Sortu demande mémoire et reconnaissance institutionnelle pour Txiki et Otaegi
Le 27 septembre marque le cinquantième anniversaire de son exécution et le parti appelle à participer à l'acte de commémoration qui aura lieu à Pampelune. Au sujet de ceux qui prétendent que ces actes causent « douleur », Sortu estime qu'il y a encore des « victimes de première et de seconde ».
Sortu appelle à participer à la commémoration des deux jeunes fusillés par le régime franquiste
Sortu revendique la mémoire de Juan Paredes "Txiki" et Angel Otaegi, fusillés par le gouvernement franquiste, et demande la reconnaissance des institutions.
Le 27 septembre marque le cinquantième anniversaire de l'exécution des deux militants de l'ETA. Lors de la conférence de presse de mercredi à Zarautz, le parti de gauche abertzale a appelé à participer à l'acte de commémoration qui aura lieu ce jour-là au pavillon Anaitasuna de Pampelune.
La représentante du Conseil National de Sortu, Lur Albizu, a voulu "dénoncer l'attitude de certains" ces dernières semaines avec la mémoire de Txiki et Otaegi. Selon elle, les voix qui disent que "la mémoire fait mal" "montrent clairement qu'il y a des victimes de première et de seconde".
Sans le citer directement, Albizu a critiqué les déclarations du directeur socialiste de Gogora, Alberto Alonso, qui a déclaré que « la reconnaissance des victimes du franquisme est une chose et l'hommage en est une autre ».
Pour le représentant de Sortu, les choses que le franquisme a laissées "bien liées" et les "cicatrices" d'il y a 50 ans "sont toujours vivantes au Pays Basque", il est donc temps de rappeler "la soif de liberté de la génération qui a fait lever ce pays et apporté l'espoir".
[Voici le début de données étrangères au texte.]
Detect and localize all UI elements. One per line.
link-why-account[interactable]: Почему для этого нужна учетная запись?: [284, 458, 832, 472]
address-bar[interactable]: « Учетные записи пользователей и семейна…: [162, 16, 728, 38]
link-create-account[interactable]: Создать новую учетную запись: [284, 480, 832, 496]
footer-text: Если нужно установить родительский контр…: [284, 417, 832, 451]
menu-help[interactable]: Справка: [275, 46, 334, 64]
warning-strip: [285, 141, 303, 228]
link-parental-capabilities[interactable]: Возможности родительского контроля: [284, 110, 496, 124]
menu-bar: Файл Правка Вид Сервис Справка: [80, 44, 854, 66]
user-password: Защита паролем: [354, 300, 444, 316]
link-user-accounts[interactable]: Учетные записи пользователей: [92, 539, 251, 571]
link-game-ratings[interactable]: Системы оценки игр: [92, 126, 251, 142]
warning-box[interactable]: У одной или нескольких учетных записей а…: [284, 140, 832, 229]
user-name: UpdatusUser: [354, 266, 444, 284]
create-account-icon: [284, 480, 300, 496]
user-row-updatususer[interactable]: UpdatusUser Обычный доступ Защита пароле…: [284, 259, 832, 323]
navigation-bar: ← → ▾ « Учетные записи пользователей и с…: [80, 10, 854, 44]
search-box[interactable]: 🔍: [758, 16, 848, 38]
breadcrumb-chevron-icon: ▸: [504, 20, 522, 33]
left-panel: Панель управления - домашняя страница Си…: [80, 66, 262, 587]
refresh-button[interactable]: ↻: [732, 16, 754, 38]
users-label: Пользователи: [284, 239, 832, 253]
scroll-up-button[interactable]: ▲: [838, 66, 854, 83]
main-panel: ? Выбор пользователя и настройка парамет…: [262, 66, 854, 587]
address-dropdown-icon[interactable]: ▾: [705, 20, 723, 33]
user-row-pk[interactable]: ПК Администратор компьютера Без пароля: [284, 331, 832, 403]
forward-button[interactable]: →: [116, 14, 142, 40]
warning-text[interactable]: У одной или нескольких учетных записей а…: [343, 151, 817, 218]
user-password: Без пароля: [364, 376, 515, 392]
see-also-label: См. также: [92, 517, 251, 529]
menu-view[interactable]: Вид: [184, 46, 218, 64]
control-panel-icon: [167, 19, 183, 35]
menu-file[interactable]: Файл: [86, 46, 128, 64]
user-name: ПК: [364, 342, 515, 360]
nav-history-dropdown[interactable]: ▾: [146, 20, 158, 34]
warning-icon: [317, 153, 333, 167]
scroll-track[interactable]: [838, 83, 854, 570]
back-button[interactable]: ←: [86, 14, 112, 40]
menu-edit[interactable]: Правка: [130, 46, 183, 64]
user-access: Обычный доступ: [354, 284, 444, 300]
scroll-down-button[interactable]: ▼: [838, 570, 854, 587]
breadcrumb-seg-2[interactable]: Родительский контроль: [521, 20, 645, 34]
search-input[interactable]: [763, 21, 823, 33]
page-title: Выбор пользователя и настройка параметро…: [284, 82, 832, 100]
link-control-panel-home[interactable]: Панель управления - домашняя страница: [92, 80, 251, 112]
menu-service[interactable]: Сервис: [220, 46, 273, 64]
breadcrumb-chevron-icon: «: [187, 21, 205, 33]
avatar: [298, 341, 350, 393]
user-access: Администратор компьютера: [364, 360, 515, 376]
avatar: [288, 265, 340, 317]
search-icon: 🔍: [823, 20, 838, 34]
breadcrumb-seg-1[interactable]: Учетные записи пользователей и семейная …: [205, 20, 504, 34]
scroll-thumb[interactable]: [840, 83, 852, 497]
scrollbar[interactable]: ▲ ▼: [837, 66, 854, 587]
La nièce de Juan Paredes 'Txiki' , Anie Paredes, a déclaré de son côté que 'Txiki' et 'Otaegi' étaient "deux jeunes idéalistes qui ont combattu la dictature franquiste". Selon elle, leurs familles ont vécu "des années de souffrance, de persécution et d'oubli".
Mertxe Urtuzaga, cousine d'Angel Otaegi, explique que « pour guérir les cicatrices, il faut une reconnaissance, non seulement du peuple, mais aussi de la reconnaissance institutionnelle, de la réparation et de la justice ».
Urtuzaga a déclaré que la reconnaissance du gouvernement basque comme victime de la violence politique en 2012 "a été bien accueillie, malgré le retard des familles", mais il a souligné qu'il restait encore "beaucoup de chemin à parcourir".